Des études suggèrent que l’immunité hybride – la combinaison entre une série primaire de vaccination et une infection – semble offrir la meilleure protection.

Pas de garantie

Selon les plus récentes données, 40 % des adultes canadiens ont contracté le variant Omicron. Parce que la population était largement vaccinée et parce qu’Omicron est moins virulent, la vaste majorité des personnes infectées s’en sont tirées sans symptômes graves ou prolongés.

Si vous faites partie de cette heureuse majorité, vous avez peut-être l’agréable impression que vous ne souffrirez jamais d’une COVID-19 plus grave. « J’aimerais dire que ce sera le cas, mais ça va vraiment dépendre des mutations », répond le DBruce Mazer, de McGill.

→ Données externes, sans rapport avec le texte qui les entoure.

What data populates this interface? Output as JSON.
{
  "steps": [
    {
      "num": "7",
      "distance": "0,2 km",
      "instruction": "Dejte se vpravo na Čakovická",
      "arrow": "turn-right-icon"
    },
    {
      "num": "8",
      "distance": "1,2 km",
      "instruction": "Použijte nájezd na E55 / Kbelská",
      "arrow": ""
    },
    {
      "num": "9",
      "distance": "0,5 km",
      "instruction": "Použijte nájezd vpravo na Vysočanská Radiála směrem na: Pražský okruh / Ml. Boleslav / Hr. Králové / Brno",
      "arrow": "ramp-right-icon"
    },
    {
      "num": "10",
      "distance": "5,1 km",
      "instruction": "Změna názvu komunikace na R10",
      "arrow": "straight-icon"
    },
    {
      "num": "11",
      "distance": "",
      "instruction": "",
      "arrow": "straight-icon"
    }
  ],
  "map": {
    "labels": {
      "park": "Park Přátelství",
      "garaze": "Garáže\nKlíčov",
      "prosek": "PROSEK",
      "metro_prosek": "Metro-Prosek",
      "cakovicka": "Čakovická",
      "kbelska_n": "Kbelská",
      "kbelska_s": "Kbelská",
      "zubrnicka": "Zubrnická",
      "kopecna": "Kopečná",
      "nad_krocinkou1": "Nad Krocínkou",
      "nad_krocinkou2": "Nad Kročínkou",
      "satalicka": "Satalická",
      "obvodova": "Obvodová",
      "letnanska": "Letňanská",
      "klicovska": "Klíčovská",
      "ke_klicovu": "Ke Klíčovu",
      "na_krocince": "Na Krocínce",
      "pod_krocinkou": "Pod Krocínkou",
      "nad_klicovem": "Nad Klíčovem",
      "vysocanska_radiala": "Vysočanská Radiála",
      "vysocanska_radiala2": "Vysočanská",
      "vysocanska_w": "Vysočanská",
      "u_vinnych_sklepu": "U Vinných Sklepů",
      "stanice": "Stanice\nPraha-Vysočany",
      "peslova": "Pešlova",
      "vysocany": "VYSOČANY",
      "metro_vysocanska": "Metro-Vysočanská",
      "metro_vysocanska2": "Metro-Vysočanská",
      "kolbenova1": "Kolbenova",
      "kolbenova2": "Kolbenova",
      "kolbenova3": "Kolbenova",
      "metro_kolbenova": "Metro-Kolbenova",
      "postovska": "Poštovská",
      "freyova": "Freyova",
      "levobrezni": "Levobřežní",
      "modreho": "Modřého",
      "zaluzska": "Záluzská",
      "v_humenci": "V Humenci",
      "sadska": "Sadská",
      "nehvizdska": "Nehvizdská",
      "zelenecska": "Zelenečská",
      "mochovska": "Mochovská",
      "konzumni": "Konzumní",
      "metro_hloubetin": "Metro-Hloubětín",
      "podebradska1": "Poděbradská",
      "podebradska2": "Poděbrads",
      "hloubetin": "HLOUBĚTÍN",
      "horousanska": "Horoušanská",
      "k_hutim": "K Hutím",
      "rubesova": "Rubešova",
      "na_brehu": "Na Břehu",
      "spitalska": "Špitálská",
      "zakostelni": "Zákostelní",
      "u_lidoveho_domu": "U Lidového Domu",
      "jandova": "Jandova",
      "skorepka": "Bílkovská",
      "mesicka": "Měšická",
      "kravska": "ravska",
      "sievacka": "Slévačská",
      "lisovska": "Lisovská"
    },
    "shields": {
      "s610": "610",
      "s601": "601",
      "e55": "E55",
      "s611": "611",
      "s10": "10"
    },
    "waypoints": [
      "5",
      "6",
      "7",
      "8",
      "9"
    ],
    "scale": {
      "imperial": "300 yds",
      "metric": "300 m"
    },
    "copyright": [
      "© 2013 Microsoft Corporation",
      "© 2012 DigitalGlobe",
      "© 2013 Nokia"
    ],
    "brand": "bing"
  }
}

Le variant Omicron laisse présager qu’on est dans une tendance générale où le virus devient de moins en moins pathogénique, « mais rien n’est assuré », rappelle le virologue Benoit Barbeau, qui fait lui aussi le parallèle avec l’influenza, dont certaines saisons sont plus sévères que d’autres.

Sur le plan populationnel, le DJesse Papenburg croit qu’on se dirige vers des infections à la COVID-19 de moins en moins graves, « mais sur le plan individuel, avoir eu une expérience de COVID légère n’est pas une garantie que la prochaine infection à la COVID sera aussi légère ». Il persiste des risques de maladies graves, même chez les personnes qui ont été vaccinées et qui ont déjà eu une infection.

L’automne prochain, alors qu’on devrait assister à une remontée des cas, des vaccins plus adaptés aux variants qui circulent devraient aussi être offerts. Il ne faut pas hésiter à s’en prévaloir, estime le DMazer. « Pendant cette vague d’Omicron, la mortalité est beaucoup plus faible qu’avant et la vaccination a joué un rôle très important », dit-il.

COVID longue

Les gens vaccinés ont 8 % de risque de souffrir de la COVID longue d’au moins un mois, selon des données britanniques publiées ce printemps et basées sur le variant Omicron. Est-ce à dire que nous courrons ce risque chaque fois que nous contracterons la COVID-19 ? On ignore la trajectoire du pourcentage de risque d’avoir la COVID longue, mais il est possible qu’il diminue d’une infection à l’autre, estime le virologue Benoit Barbeau.

Effet cumulatif ?

Dans les cas les plus graves de COVID longue, le virus du SARS-COV-2 peut causer des dommages au cœur, aux poumons, au cerveau et aux vaisseaux sanguins. Est-ce que les infections successives peuvent avoir un effet cumulatif ? Là encore, rien n’indique que ce sera le cas. Selon le Dr Bruce Mazer, directeur scientifique associé stratégie du Groupe de travail sur l’immunité face à la COVID-19 et professeur en pédiatrie à l’Université McGill, l’effet pourrait être cumulatif chez les gens fragiles qui n’ont pas eu le temps de guérir entre les deux infections. « C’est quelque chose qu’on voit pour toutes les infections, pas seulement pour la COVID-19 », dit-il.